Every day, my mother asks me what the forecast is. Every day, I tell her I don’t know. A good daughter might start paying more attention so she could provide that pertinent bit of information, but not me. But not me. I categorically refuse. Not because I enjoy depriving her of the daily forecast, but because, for my own mental health, I just can’t go there.
I have found that paying attention to the weather forecast can be detrimental to my already fragile psyche. I just can’t take the disappointment when a much anticipated storm or rare sunny day fails to materialize.
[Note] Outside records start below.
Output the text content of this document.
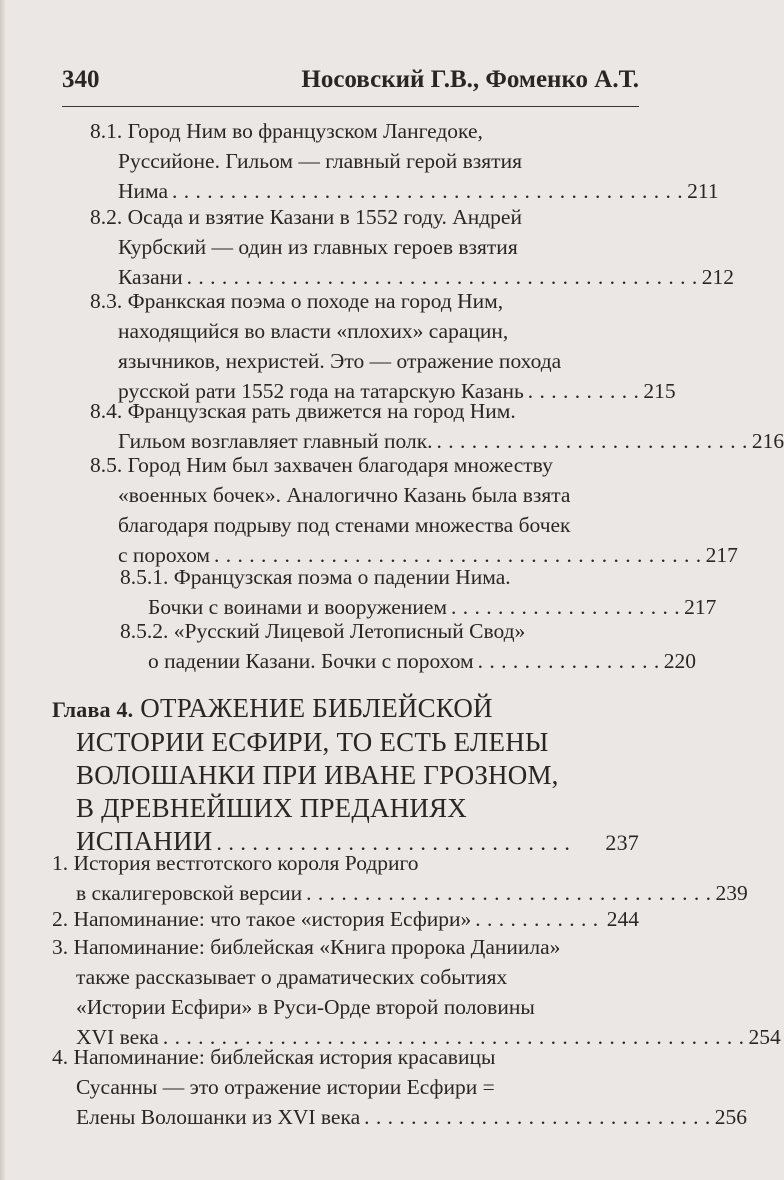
340	Носовский Г.В., Фоменко А.Т.
8.1. Город Ним во французском Лангедоке,
Руссийоне. Гильом — главный герой взятия
Нима . . . . . . . . . . . . . . . . . . . . . . . . . . . . . . . . . . . . . . . . . . . . 211
8.2. Осада и взятие Казани в 1552 году. Андрей
Курбский — один из главных героев взятия
Казани . . . . . . . . . . . . . . . . . . . . . . . . . . . . . . . . . . . . . . . . . . . . 212
8.3. Франкская поэма о походе на город Ним,
находящийся во власти «плохих» сарацин,
язычников, нехристей. Это — отражение похода
русской рати 1552 года на татарскую Казань . . . . . . . . . . 215
8.4. Французская рать движется на город Ним.
Гильом возглавляет главный полк. . . . . . . . . . . . . . . . . . . . . . . . . . . . 216
8.5. Город Ним был захвачен благодаря множеству
«военных бочек». Аналогично Казань была взята
благодаря подрыву под стенами множества бочек
с порохом . . . . . . . . . . . . . . . . . . . . . . . . . . . . . . . . . . . . . . . . . . 217
8.5.1. Французская поэма о падении Нима.
Бочки с воинами и вооружением . . . . . . . . . . . . . . . . . . . . 217
8.5.2. «Русский Лицевой Летописный Свод»
о падении Казани. Бочки с порохом . . . . . . . . . . . . . . . . 220
Глава 4. ОТРАЖЕНИЕ БИБЛЕЙСКОЙ
ИСТОРИИ ЕСФИРИ, ТО ЕСТЬ ЕЛЕНЫ
ВОЛОШАНКИ ПРИ ИВАНЕ ГРОЗНОМ,
В ДРЕВНЕЙШИХ ПРЕДАНИЯХ
ИСПАНИИ . . . . . . . . . . . . . . . . . . . . . . . . . . . . . .	237
1. История вестготского короля Родриго
в скалигеровской версии . . . . . . . . . . . . . . . . . . . . . . . . . . . . . . . . . . . 239
2. Напоминание: что такое «история Есфири» . . . . . . . . . . . 244
3. Напоминание: библейская «Книга пророка Даниила»
также рассказывает о драматических событиях
«Истории Есфири» в Руси-Орде второй половины
XVI века . . . . . . . . . . . . . . . . . . . . . . . . . . . . . . . . . . . . . . . . . . . . . . . . . . 254
4. Напоминание: библейская история красавицы
Сусанны — это отражение истории Есфири =
Елены Волошанки из XVI века . . . . . . . . . . . . . . . . . . . . . . . . . . . . . . 256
I choose instead to keep myself in the dark, and be as prepared as possible for any turn Mother Nature might take. An umbrella, a change of footwear, an extra pair of gloves, sunscreen…why else do you think I carry such a big bag?
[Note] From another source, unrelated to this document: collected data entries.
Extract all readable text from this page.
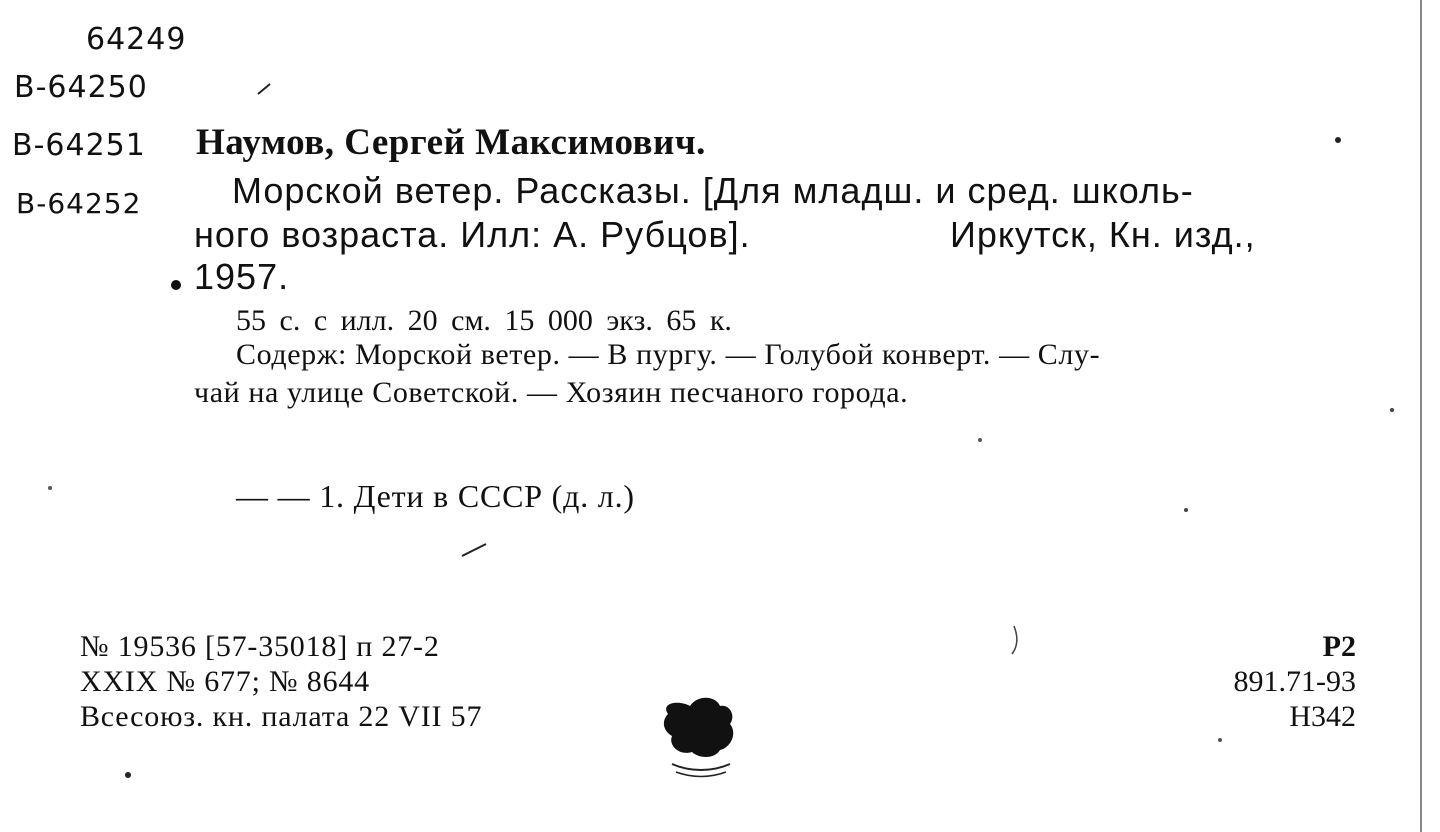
64249
В-64250
В-64251
В-64252
Наумов, Сергей Максимович.
Морской ветер. Рассказы. [Для младш. и сред. школь-
ного возраста. Илл: А. Рубцов].	Иркутск, Кн. изд.,
1957.
55 с. с илл. 20 см. 15 000 экз. 65 к.
Содерж: Морской ветер. — В пургу. — Голубой конверт. — Слу-
чай на улице Советской. — Хозяин песчаного города.
— — 1. Дети в СССР (д. л.)
№ 19536 [57-35018] п 27-2
XXIX № 677; № 8644
Всесоюз. кн. палата 22 VII 57
Р2
891.71-93
Н342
This time of year, I don’t pay attention to talk of the next big snow. I just go under the assumption that it will snow every day. I’m going to be driving the same country roads to and from work, so what does it really matter. Without an expectation of anything else, I’m never disappointed. And when a brilliant beam of sunshine, or bright blue sky, does break through the perpetual gray gloom, it always appears miraculous.
I know that to some, this may seem like a defeatist attitude. I assure you, it’s not. I consider it a more realistic approach to meteorology. Because lets be honest, it’s going to snow whether I or some TV weather man wants it to or not, the same with scattered showers and partial sun.
In general, I don’t mind any of the above inclement weather. In fact, when I lived in Western Colorado, the land of 300 days of full sun a year, I longed for a bit of precipitation and cloud cover.
Oh, I wasn’t always this way. I used to be a veritable Weather Channel junkie thanks to my dad the pilot. I would watch religiously for the latest Doppler radar updates just so I would be prepared for the slightest change in weather.
But after one too many times of freezing my tail off when the 70 degree day I’d been promised never rose above 50, or sweltering in the wool sweater donned in anticipation of sub zero temperatures on a unseasonable balmy day, I became a little jaded. (And maybe a touch bitter.)
So I quit cold turkey. Now, I just sit back and take what Mother Nature sends my way. While some people I know feverishly track the path of whatever storm might have us in its sights, I go about my day knowing I’m prepared for any eventuality.
What is my response to the question of whether it will it snow today? Of course it will, I say. It snows every day.